Spazeboy is blogging again, and he examined the recent talk Ned gave at Central Connecticut State University:
Ned Lamont spoke about the Connecticut economy yesterday at CCSU, and he had some harsh criticism for Governor Rell and her handling of the budget:
“We’re not bankrupt, but we’ve been flat as a pancake for a generation,” he said of the state economy.I am delighted to see Ned daring to criticize Governor Rell and her short-sighted budget. Actually, it’s not really all that daring, it only seems so because Democratic leadership in the state isn’t doing it. Then again, we’re talking about the same folks who were too scared to even censure Joe Lieberman after he stabbed them in the back, repeatedly.
Unlike Rell, who has flat-funded education, Obama has proposed increased spending for priorities such as education and health care, he said.
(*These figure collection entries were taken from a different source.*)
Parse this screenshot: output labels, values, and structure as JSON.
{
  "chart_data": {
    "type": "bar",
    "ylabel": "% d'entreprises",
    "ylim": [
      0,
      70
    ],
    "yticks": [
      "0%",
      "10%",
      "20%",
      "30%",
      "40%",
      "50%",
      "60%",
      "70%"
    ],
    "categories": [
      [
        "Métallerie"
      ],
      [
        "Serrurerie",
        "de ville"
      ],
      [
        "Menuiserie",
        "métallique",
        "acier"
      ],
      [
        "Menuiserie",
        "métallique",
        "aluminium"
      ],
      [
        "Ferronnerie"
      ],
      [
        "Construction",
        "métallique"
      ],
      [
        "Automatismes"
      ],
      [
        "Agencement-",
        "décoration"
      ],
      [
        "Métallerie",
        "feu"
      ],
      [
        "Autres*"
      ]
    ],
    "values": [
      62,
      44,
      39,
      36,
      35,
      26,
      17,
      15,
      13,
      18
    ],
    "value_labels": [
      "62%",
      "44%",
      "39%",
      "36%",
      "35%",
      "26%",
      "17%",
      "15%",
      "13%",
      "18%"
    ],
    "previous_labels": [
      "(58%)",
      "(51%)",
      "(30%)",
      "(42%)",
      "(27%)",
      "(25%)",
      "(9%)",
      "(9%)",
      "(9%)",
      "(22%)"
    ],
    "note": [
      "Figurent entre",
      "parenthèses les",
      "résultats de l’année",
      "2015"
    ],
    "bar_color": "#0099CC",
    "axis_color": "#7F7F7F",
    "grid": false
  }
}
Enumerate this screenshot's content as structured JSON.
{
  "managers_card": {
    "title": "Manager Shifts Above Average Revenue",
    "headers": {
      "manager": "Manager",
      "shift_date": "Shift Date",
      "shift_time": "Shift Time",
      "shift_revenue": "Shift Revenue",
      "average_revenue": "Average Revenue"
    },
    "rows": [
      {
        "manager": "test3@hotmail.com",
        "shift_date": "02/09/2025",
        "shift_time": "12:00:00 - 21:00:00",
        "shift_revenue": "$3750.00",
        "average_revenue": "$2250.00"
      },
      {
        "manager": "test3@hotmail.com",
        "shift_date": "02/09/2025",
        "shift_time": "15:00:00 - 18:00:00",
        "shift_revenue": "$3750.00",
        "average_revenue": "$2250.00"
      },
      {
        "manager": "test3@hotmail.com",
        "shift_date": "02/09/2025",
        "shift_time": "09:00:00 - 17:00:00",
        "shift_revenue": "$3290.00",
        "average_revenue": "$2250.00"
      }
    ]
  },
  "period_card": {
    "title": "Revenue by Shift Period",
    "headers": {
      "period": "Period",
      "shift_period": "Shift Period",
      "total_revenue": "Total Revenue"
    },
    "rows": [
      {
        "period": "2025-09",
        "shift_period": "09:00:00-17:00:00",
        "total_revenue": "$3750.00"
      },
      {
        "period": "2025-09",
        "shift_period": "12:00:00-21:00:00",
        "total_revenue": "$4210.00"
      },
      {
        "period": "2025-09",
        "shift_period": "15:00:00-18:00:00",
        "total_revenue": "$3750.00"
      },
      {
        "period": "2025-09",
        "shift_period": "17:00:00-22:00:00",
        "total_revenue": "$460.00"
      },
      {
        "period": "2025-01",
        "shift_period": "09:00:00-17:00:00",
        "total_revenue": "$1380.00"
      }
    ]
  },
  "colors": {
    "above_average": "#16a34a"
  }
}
“We haven’t added any new jobs and many young people are leaving,” Lamont said of Connecticut.
He called her budget — $38.3 billion over two years with cuts meant to correct predicted billion-dollar deficits — a smattering of quick fixes with little in the way of important changes.
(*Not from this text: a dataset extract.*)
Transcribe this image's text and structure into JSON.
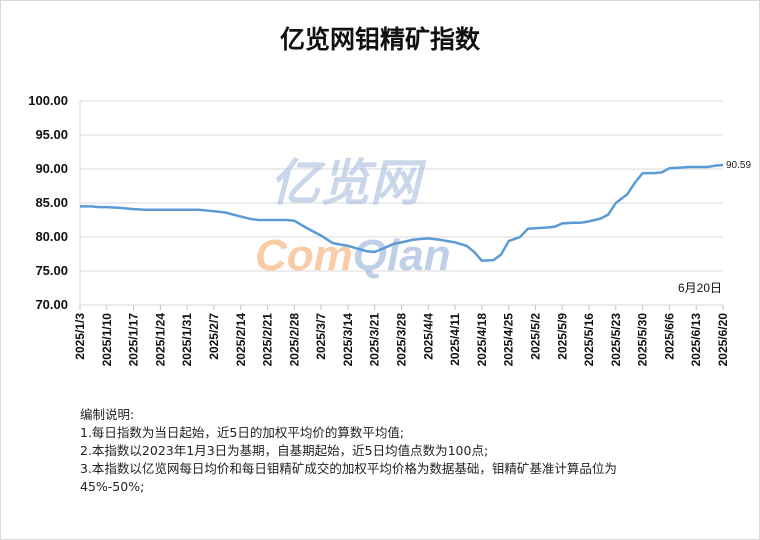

Rell recommended that people turn out lights when leaving their offices and not travel out of state as a way of paying down the deficit. Lamont hit at her intention to borrow against the state’s rainy-day fund.
“Her plan is extraordinarily shortsighted, and you young people should be outraged because they’ve borrowed against your future,” he said to the students.
In any case, Ned’s criticisms of Rell and the budget are spot on.
Education is the safest investment in town. It is critically important not to underfund or flat-fund our state’s institutions of higher education, because the Community College System and the State University System will play a vital role in helping Connecticut residents–and by extension, Connecticut itself–bounce back in the years to come.
It is downright shameful that Governor Rell is demanding these kinds of short-sighted cuts before considering any avenues for increasing revenue. By doing so, she is putting her bid for re-election before both the short and long-term welfare of the state. For an accidental governor, this lack of leadership and abundance of poor judgment could be excused but for the fact that she sought and won re-election.
In her 2006 campaign, she “stayed away from any flashy campaign promises,” according to this NY Times bio. Who would have thought that promising nothing meant we might actually end up with it?